С раннего утра только незначительная горсть набралась в посольскую избу покончить с pacta conventa. Торопились голосовать, чтобы развязаться наконец с этим делом. К счастью, небо прояснилось, шляхта начала собираться.
Король, который ждал момента торжественного въезда со своим двором в город, около полудня услышал грохот пушек, возвещавший, что на избирательном поле уже запели Те Deum.
С этого момента к королю стали съезжаться с поздравлениями те паны, которые должны были сопровождать его при торжественном въезде. Среди них король мог насчитать не менее пяти верных ему Радзивиллов.
Все сели на коней при радостных криках толпы. Вся дорога до города и до костела была загромождена толпами народа. Ян Казимир ехал с видом победителя.
На дороге королю попался на глаза один из знаменитых тогдашних остряков, отличавшихся тем, что умели отпускать шутки в такие моменты, когда было вовсе не до смеха, — бывший придворный Владислава VI, Сигизмунд Скаршевский, такой же храбрый солдат и присяжный шутник, как старый, уже отживший свой век Самуил Лащ.
Заметив его смеющуюся, веселую физиономию, Казимир шутливо окликнул его:
— Что слышно, пан? Кто в окопах провозглашен королем?
— Эх! — ответил, состроив печальную мину, Скаршевский. — Нет в Польше лада… все у нас стоит беспорядок. Корона-то мне надлежала, да я заигрался в кости и опоздал с кандидатурой. Право, будь я королем, у поляков заварилась бы такая каша, как нигде!.. Но из-за тех костей Речь Посполитая потеряла случай, да и я проигрался!

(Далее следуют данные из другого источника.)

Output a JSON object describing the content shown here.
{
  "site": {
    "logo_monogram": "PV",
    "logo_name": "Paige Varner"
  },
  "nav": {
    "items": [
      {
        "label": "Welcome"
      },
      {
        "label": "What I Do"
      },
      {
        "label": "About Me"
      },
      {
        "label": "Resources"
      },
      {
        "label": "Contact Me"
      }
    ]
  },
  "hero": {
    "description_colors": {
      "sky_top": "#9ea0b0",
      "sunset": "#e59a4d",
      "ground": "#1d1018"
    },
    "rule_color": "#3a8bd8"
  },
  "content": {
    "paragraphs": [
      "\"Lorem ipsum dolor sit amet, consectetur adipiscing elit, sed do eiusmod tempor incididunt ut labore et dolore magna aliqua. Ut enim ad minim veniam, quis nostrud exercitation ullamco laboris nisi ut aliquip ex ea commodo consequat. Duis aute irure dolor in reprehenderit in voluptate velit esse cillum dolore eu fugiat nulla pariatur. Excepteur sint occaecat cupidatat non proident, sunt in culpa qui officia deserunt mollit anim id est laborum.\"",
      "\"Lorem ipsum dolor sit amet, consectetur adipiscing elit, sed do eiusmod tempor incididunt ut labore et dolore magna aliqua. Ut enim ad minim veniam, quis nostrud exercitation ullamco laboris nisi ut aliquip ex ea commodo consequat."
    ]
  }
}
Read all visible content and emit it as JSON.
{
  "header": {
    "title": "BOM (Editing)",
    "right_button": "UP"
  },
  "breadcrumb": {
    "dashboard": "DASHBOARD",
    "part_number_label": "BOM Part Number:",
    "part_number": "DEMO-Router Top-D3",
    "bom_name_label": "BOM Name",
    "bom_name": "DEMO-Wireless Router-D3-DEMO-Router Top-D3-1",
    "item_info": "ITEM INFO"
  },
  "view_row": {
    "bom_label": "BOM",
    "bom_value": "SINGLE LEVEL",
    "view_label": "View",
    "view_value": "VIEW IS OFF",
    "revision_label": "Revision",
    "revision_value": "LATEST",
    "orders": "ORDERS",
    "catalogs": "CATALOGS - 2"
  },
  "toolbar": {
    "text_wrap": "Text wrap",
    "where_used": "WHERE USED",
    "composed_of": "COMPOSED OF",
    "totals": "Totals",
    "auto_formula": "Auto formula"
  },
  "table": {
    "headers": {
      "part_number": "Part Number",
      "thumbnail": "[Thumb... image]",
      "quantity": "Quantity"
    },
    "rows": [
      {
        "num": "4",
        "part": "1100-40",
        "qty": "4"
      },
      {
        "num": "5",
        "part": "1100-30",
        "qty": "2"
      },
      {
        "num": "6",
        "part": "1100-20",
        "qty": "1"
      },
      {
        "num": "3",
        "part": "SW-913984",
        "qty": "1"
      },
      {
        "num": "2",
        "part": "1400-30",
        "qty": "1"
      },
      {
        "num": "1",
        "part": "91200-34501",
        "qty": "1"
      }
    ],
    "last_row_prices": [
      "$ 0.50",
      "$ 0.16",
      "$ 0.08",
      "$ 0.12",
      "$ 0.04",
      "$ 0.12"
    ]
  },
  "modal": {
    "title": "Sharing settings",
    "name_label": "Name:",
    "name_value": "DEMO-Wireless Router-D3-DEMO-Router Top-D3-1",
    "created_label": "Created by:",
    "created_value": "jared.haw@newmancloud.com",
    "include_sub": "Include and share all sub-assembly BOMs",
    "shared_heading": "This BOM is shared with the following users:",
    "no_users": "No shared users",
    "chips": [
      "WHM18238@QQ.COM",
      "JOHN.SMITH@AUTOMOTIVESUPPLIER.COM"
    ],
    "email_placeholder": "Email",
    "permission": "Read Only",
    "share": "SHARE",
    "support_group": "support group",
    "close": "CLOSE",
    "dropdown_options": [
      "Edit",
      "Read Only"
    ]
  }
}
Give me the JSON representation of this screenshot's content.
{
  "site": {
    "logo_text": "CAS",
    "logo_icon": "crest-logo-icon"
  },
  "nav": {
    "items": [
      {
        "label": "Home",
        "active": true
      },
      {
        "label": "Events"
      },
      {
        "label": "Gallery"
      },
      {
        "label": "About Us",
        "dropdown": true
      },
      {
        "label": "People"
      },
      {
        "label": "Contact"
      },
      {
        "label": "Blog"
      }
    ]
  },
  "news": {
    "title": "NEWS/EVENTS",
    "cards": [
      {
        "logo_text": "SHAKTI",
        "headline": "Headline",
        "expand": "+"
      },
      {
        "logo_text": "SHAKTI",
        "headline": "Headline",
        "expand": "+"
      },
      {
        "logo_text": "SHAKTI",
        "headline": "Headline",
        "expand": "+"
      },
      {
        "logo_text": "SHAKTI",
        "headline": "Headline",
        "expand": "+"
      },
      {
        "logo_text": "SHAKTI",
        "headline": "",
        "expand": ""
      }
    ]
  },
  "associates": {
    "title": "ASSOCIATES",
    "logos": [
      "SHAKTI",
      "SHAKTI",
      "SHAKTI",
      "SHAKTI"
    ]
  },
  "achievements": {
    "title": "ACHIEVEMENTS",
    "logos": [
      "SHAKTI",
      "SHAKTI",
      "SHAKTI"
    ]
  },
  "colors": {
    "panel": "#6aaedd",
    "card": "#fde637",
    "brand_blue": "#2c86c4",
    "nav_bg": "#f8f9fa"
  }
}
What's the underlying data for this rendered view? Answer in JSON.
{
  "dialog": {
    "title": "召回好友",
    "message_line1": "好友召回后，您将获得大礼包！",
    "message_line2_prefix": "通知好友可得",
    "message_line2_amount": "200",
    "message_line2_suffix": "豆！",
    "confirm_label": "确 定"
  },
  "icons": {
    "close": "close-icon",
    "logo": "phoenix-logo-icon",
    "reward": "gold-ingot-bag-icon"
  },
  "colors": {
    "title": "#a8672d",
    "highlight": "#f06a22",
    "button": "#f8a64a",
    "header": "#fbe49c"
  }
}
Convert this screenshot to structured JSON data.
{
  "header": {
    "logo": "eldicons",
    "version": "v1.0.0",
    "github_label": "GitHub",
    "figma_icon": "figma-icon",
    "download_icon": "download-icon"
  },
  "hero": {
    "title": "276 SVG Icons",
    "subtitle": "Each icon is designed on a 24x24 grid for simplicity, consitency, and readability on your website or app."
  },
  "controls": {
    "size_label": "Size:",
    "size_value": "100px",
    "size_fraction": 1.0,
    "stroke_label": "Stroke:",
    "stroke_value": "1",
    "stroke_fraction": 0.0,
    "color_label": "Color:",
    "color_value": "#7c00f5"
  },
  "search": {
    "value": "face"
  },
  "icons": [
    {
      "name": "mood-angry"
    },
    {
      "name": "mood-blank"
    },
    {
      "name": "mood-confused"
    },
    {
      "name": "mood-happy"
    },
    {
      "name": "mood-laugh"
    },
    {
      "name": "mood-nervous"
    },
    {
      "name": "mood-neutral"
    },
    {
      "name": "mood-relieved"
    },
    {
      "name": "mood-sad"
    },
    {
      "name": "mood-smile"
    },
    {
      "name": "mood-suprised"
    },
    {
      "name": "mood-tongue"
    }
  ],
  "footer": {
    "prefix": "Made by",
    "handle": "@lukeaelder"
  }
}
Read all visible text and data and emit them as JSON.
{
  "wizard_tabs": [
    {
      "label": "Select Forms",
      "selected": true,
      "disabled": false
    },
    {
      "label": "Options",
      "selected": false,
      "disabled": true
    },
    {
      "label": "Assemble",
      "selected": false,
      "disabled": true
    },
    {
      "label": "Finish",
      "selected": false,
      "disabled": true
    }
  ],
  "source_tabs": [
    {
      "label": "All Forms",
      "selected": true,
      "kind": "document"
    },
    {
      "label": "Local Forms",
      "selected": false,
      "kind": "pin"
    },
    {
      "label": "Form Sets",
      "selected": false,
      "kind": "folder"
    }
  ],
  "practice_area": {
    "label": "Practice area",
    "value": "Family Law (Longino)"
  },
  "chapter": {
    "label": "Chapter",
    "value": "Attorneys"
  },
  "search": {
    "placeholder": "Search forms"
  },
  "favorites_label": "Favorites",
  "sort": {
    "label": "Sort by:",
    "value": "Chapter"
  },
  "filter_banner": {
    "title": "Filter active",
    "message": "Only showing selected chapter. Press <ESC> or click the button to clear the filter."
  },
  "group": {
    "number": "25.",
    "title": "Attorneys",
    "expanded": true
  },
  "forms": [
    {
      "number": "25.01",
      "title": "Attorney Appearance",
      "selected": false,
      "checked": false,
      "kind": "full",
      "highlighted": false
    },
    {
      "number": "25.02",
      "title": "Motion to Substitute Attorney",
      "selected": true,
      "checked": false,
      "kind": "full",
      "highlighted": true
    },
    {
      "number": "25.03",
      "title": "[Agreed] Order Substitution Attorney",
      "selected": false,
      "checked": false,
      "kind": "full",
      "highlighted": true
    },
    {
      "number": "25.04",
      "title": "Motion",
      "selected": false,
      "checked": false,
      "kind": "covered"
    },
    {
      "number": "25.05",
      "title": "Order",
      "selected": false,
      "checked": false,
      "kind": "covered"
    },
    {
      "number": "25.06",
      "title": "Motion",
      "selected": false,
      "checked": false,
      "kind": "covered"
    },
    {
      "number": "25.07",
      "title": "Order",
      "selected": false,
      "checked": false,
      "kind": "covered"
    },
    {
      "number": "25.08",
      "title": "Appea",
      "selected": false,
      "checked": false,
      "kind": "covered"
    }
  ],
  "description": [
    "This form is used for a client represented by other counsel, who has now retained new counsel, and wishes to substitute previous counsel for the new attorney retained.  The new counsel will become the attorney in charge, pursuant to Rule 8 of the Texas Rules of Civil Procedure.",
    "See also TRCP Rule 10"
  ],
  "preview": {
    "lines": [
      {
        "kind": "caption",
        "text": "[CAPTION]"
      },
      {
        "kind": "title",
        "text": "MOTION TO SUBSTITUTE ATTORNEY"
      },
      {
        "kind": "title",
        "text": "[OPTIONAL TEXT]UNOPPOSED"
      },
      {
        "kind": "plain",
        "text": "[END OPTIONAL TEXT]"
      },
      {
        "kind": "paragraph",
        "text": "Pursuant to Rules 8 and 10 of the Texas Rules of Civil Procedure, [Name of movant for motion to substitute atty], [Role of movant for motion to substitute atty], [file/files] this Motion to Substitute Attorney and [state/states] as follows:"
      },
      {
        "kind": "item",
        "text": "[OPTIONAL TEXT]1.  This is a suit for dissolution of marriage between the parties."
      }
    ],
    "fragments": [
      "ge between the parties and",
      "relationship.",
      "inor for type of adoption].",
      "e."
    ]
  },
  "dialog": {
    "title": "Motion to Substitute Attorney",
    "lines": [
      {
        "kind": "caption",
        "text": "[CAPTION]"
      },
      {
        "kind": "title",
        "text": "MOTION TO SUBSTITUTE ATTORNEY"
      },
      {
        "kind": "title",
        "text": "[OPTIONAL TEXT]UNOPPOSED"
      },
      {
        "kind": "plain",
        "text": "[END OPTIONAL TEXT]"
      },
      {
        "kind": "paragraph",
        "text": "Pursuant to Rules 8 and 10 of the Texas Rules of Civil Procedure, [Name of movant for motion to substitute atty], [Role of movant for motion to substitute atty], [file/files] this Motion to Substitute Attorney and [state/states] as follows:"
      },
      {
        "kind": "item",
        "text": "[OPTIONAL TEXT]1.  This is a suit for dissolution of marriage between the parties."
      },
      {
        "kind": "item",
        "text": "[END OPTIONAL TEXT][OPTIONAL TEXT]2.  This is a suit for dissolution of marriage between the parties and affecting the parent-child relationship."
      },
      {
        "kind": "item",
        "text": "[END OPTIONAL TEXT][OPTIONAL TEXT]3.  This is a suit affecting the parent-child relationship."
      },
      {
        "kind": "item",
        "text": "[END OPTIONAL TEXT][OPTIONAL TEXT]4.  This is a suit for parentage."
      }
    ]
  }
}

Это было первое сообщение о закончившейся элекции и все. не исключая избранника, встретили его веселым смехом. Скаршевский присоединился к блестящей свите, среди которой первые места подле короля занимали епископы, нунций, королевич Карл, сенаторы и важные сановники.
Костел Святого Яна был уже приготовлен и освящен. В дворцовой ложе, за занавесками стояла королева, которая в тот день, по примеру французских королев, заменила черный траур белым, Она смотрела, и слезы навертывались на ее глаза.
Теперь, когда элекция благополучно закончилась, узнали, что Ракочи семиградский имел за себя значительную партию, и только искусные меры королевы обеспечили корону за Казимиром. Сторонники Ракочи ворчали, что он может добиться силой того, чего ему не дано добровольно.
Мало кто в час этой торжественной присяги обращал внимание на закрытую ложу, и немногие знали, что сидевшая в ней скрытая за занавесками женщина руководила, распоряжалась, управляла наибольшей частью тех сенаторов, которым казалось, что они действуют по собственному усмотрению.